Hamzeh Alsalhi's blog

AdaBoost Sparse Input Support

For introduction see: Sparse Support for scikit-learn Project Outline

This week as part of my work on the scikit-learn code base I implemented sparse input support with AdaBoost. This work is being done in pull request 3161. I will give an demonstration of the value of AdaBoost and how my contributions improved the scikit-learn implementation of the classifier. In addition with the goal of implementing sparse output support in scikit-learn I have been working on a this pull request 3203 for sparse label binarization, building off of code written previously by Rohit Sivaprasad. Of course I had help and I would like to thank Arnaud Joly, Joel Nothman, and Olivier Grisel, for reviewing my code to help finalize and verify the correctness!

What is AdaBoost?

AdaBoost is a meta classifier, it operates by repeatedly training many base classifiers that are not very accurate and pooling their results together to make a more accurate classifier. This is a common ensemble method known as boosting. AdaBoost in addition looks for examples that most base classifiers are having trouble getting right and it increases the focus on these examples in hopes of improving overall prediction accuracy.

Sparse Input Results

My improvements to AdaBoost came as runtime improvements by modifying the classifier to accept sparse input data when the base classifiers do as well. Here I demonstrate the elapsed time for training the classifier and using it to make predictions and the differences sparse vs dense data create.

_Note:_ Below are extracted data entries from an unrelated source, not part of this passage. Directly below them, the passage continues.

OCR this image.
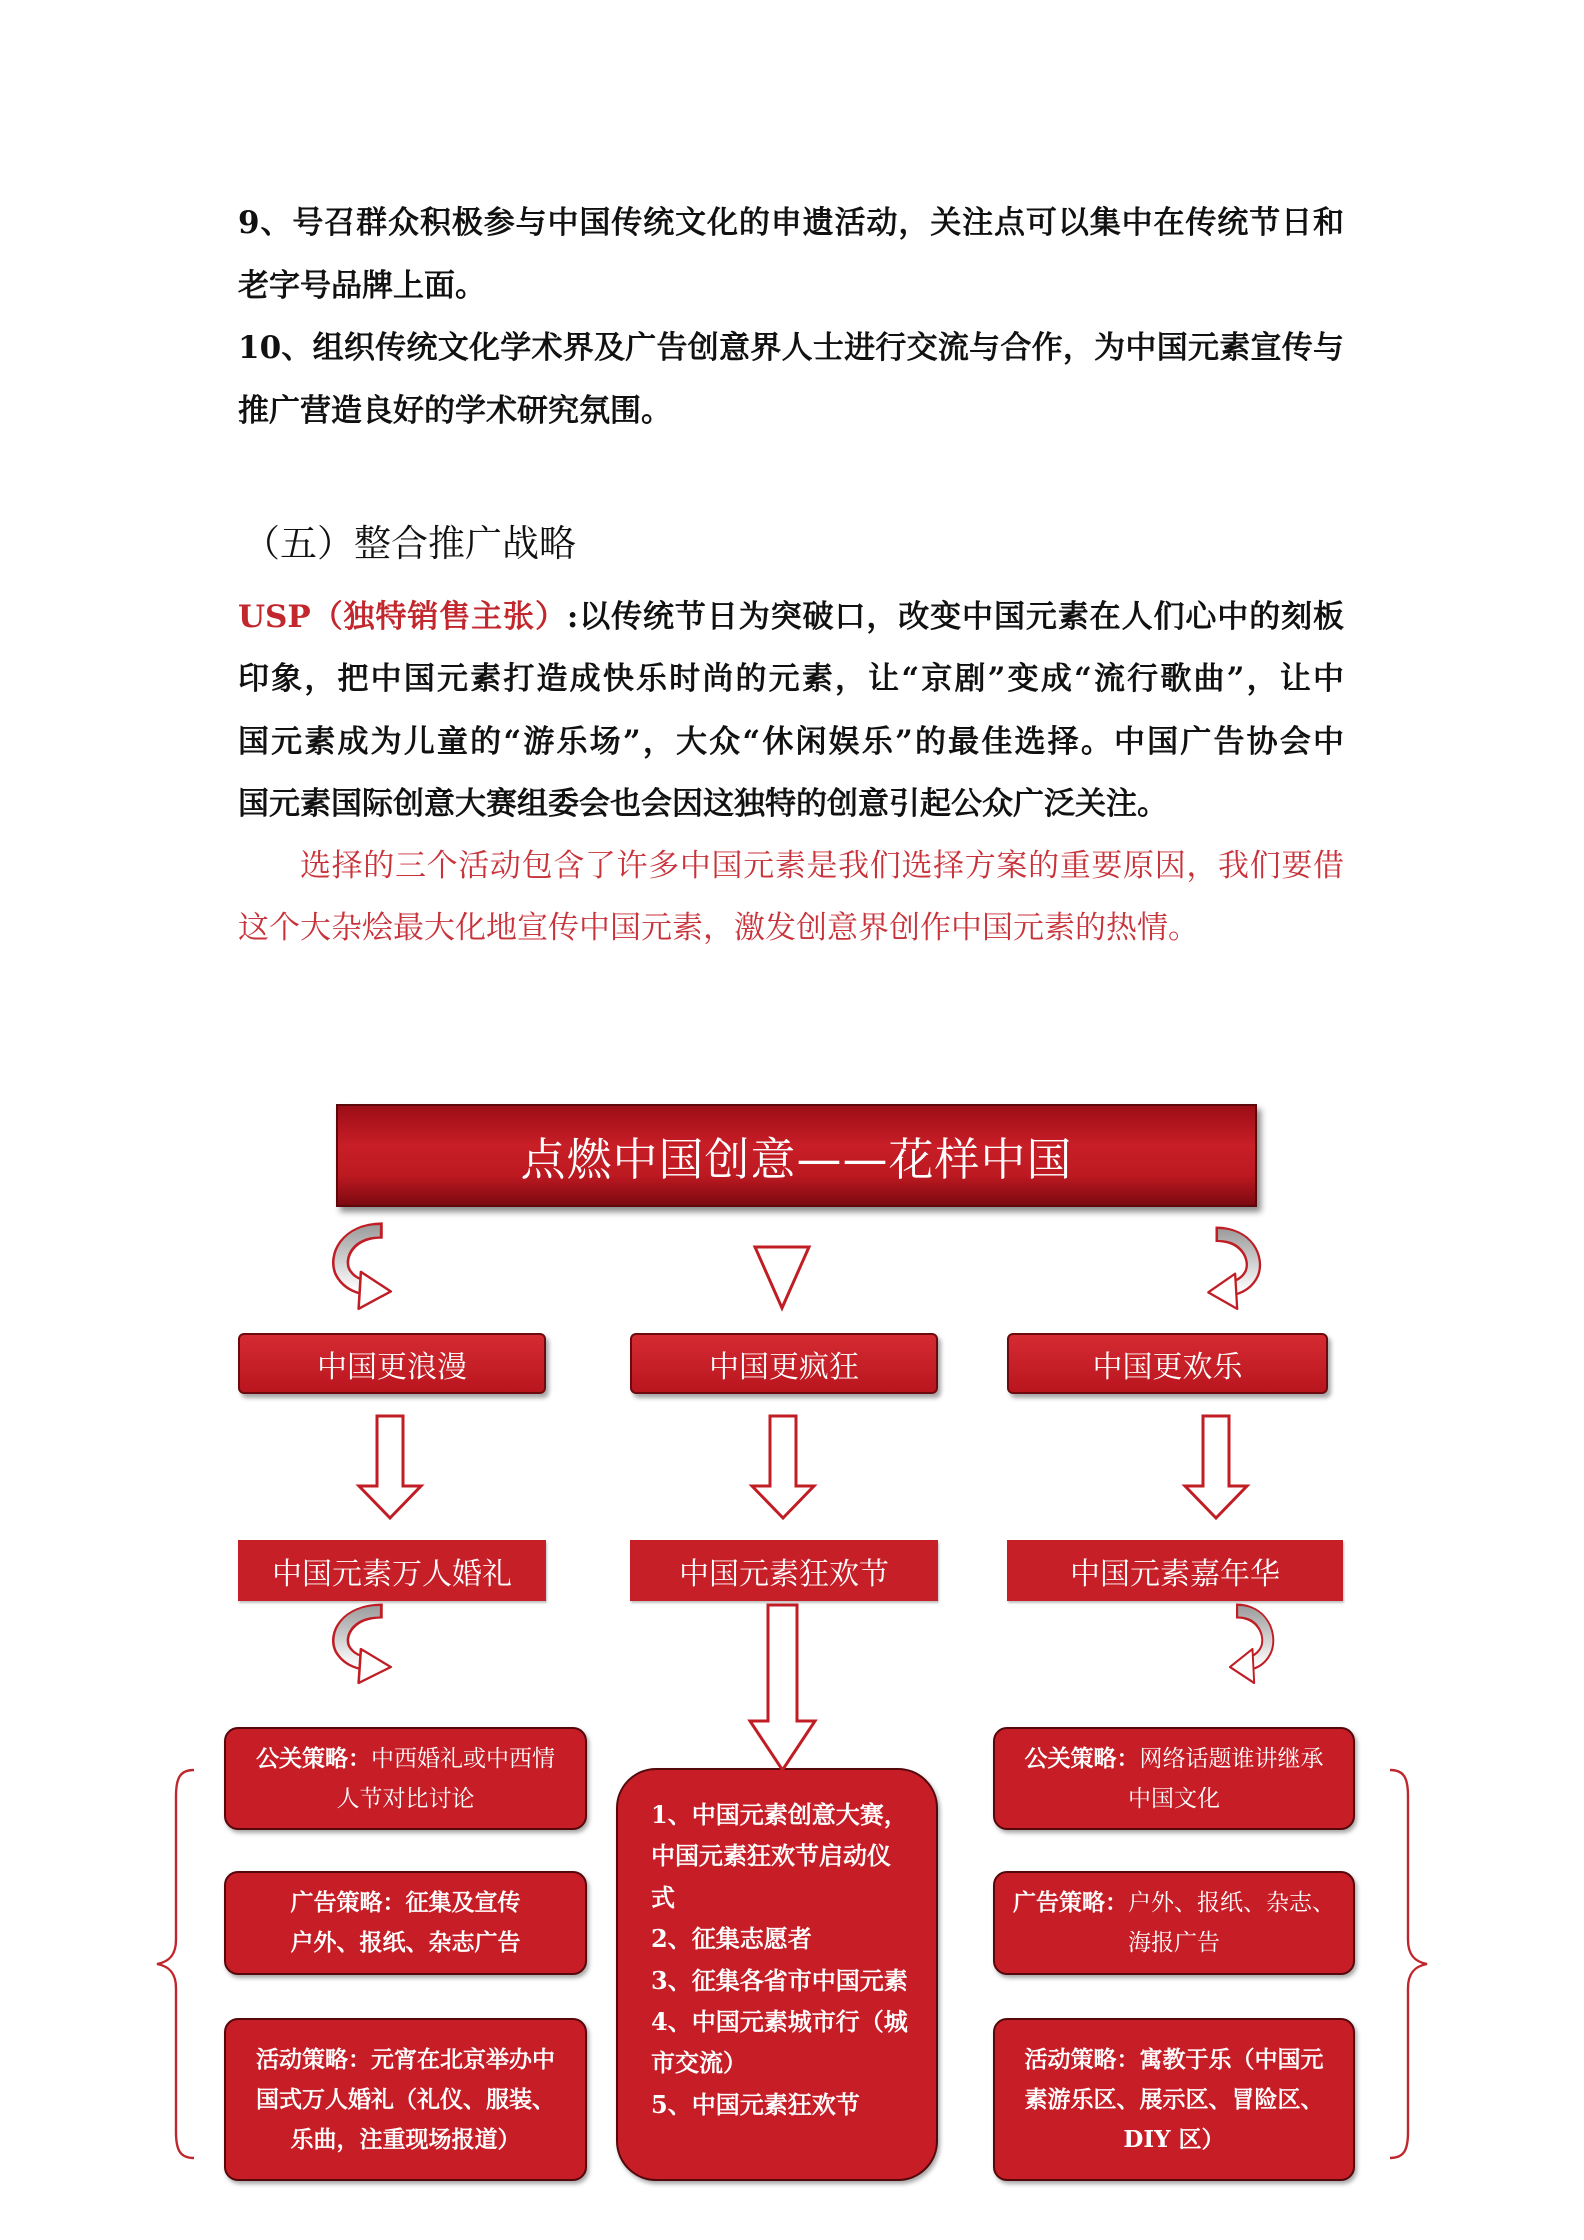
9、号召群众积极参与中国传统文化的申遗活动，关注点可以集中在传统节日和
老字号品牌上面。
10、组织传统文化学术界及广告创意界人士进行交流与合作，为中国元素宣传与
推广营造良好的学术研究氛围。
（五）整合推广战略
USP（独特销售主张）:以传统节日为突破口，改变中国元素在人们心中的刻板
印象，把中国元素打造成快乐时尚的元素，让“京剧”变成“流行歌曲”，让中
国元素成为儿童的“游乐场”，大众“休闲娱乐”的最佳选择。中国广告协会中
国元素国际创意大赛组委会也会因这独特的创意引起公众广泛关注。
选择的三个活动包含了许多中国元素是我们选择方案的重要原因，我们要借
这个大杂烩最大化地宣传中国元素，激发创意界创作中国元素的热情。
点燃中国创意——花样中国
中国更浪漫	中国更疯狂	中国更欢乐
中国元素万人婚礼	中国元素狂欢节	中国元素嘉年华
公关策略：中西婚礼或中西情
人节对比讨论
广告策略：征集及宣传
户外、报纸、杂志广告
活动策略：元宵在北京举办中
国式万人婚礼（礼仪、服装、
乐曲，注重现场报道）
1、中国元素创意大赛，
中国元素狂欢节启动仪
式
2、征集志愿者
3、征集各省市中国元素
4、中国元素城市行（城
市交流）
5、中国元素狂欢节
公关策略：网络话题谁讲继承
中国文化
广告策略：户外、报纸、杂志、
海报广告
活动策略：寓教于乐（中国元
素游乐区、展示区、冒险区、
DIY 区）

Using the 20 Newsgroups data we benchmark the performance, the dataset used has 200 features and 1000 samples. The AdaBoost classifier is made up of 50 SVM classifiers. Running the demonstration and using python to time the results we get that the training and predict time both come down considerably when using the sparse input data feature.

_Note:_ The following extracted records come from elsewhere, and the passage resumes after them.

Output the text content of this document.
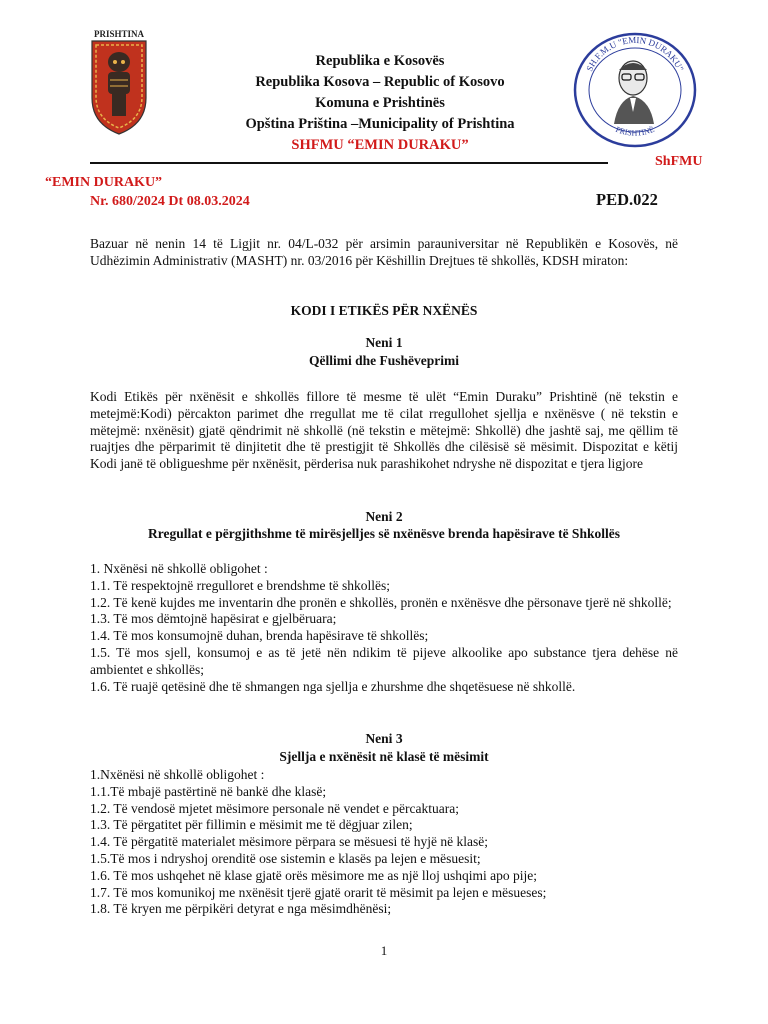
PRISHTINA
Republika e Kosovës
Republika Kosova – Republic of Kosovo
Komuna e Prishtinës
Opština Priština –Municipality of Prishtina
SHFMU “EMIN DURAKU”
SH.F.M.U "EMIN DURAKU"
PRISHTINË
ShFMU
“EMIN DURAKU”
Nr. 680/2024 Dt 08.03.2024	PED.022
Bazuar në nenin 14 të Ligjit nr. 04/L-032 për arsimin parauniversitar në Republikën e Kosovës, në Udhëzimin Administrativ (MASHT) nr. 03/2016 për Këshillin Drejtues të shkollës, KDSH miraton:
KODI I ETIKËS PËR NXËNËS
Neni 1
Qëllimi dhe Fushëveprimi
Kodi Etikës për nxënësit e shkollës fillore të mesme të ulët “Emin Duraku” Prishtinë (në tekstin e metejmë:Kodi) përcakton parimet dhe rregullat me të cilat rregullohet sjellja e nxënësve ( në tekstin e mëtejmë: nxënësit) gjatë qëndrimit në shkollë (në tekstin e mëtejmë: Shkollë) dhe jashtë saj, me qëllim të ruajtjes dhe përparimit të dinjitetit dhe të prestigjit të Shkollës dhe cilësisë së mësimit. Dispozitat e këtij Kodi janë të obligueshme për nxënësit, përderisa nuk parashikohet ndryshe në dispozitat e tjera ligjore
Neni 2
Rregullat e përgjithshme të mirësjelljes së nxënësve brenda hapësirave të Shkollës
1. Nxënësi në shkollë obligohet :
1.1. Të respektojnë rregulloret e brendshme të shkollës;
1.2. Të kenë kujdes me inventarin dhe pronën e shkollës, pronën e nxënësve dhe përsonave tjerë në shkollë;
1.3. Të mos dëmtojnë hapësirat e gjelbëruara;
1.4. Të mos konsumojnë duhan, brenda hapësirave të shkollës;
1.5. Të mos sjell, konsumoj e as të jetë nën ndikim të pijeve alkoolike apo substance tjera dehëse në ambientet e shkollës;
1.6. Të ruajë qetësinë dhe të shmangen nga sjellja e zhurshme dhe shqetësuese në shkollë.
Neni 3
Sjellja e nxënësit në klasë të mësimit
1.Nxënësi në shkollë obligohet :
1.1.Të mbajë pastërtinë në bankë dhe klasë;
1.2. Të vendosë mjetet mësimore personale në vendet e përcaktuara;
1.3. Të përgatitet për fillimin e mësimit me të dëgjuar zilen;
1.4. Të përgatitë materialet mësimore përpara se mësuesi të hyjë në klasë;
1.5.Të mos i ndryshoj orenditë ose sistemin e klasës pa lejen e mësuesit;
1.6. Të mos ushqehet në klase gjatë orës mësimore me as një lloj ushqimi apo pije;
1.7. Të mos komunikoj me nxënësit tjerë gjatë orarit të mësimit pa lejen e mësueses;
1.8. Të kryen me përpikëri detyrat e nga mësimdhënësi;
1
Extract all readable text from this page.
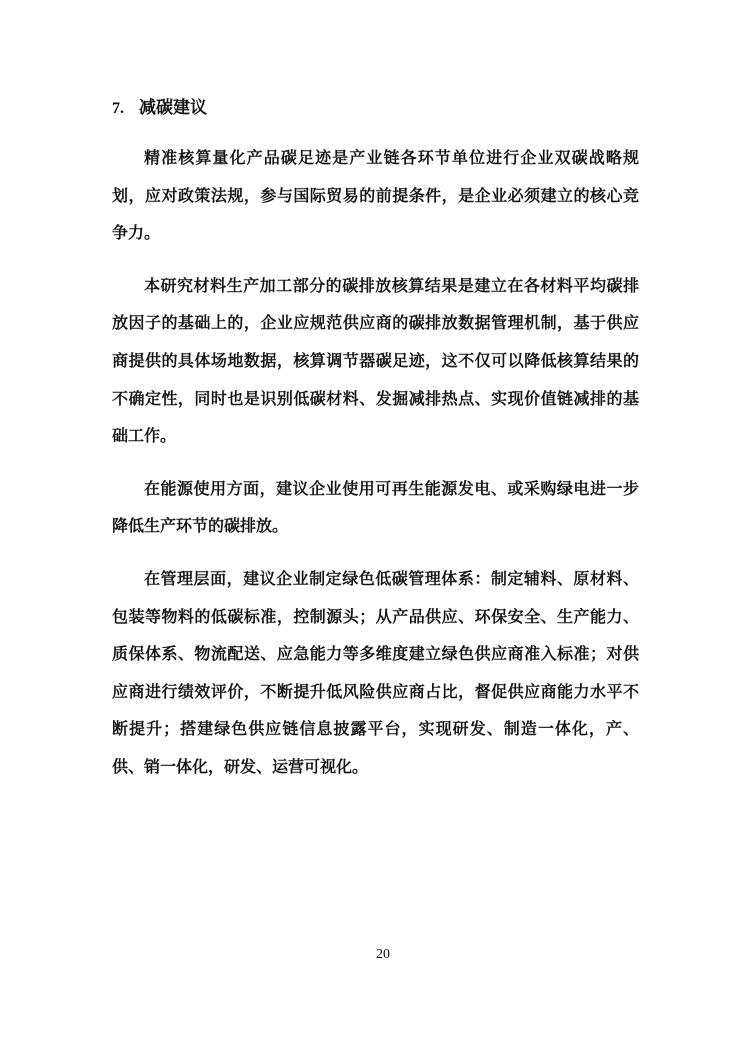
7. 减碳建议

精准核算量化产品碳足迹是产业链各环节单位进行企业双碳战略规划，应对政策法规，参与国际贸易的前提条件，是企业必须建立的核心竞争力。

本研究材料生产加工部分的碳排放核算结果是建立在各材料平均碳排放因子的基础上的，企业应规范供应商的碳排放数据管理机制，基于供应商提供的具体场地数据，核算调节器碳足迹，这不仅可以降低核算结果的不确定性，同时也是识别低碳材料、发掘减排热点、实现价值链减排的基础工作。

在能源使用方面，建议企业使用可再生能源发电、或采购绿电进一步降低生产环节的碳排放。

在管理层面，建议企业制定绿色低碳管理体系：制定辅料、原材料、包装等物料的低碳标准，控制源头；从产品供应、环保安全、生产能力、质保体系、物流配送、应急能力等多维度建立绿色供应商准入标准；对供应商进行绩效评价，不断提升低风险供应商占比，督促供应商能力水平不断提升；搭建绿色供应链信息披露平台，实现研发、制造一体化，产、供、销一体化，研发、运营可视化。

20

Low Training and Prediction time is important because it allows us to refactor experiments more rapidly but also is necessary for quick realtime applications of prediction such as facial recognition, or handwriting recognition from a live video stream.

Sparse Label Binarization

My work on sparse label binarization has been a small part of a bigger goal to get sparse output support for One vs. Rest classifiers in scikit-learn. This functionality is used to take target data such as what categories or labels an example falls under and standardize it by transformation to a representation that uses only on an on or off indicator for each category or label. Typically this data before transformation is what is called a sequence of sequences. This format is hard to work with and reason about efficiently. Sparse output support is an important part of my proposal which I will expand on in coming blog posts when I am further along and able to demonstrate some examples and performance where I utilize the changes I made to the label binarizer.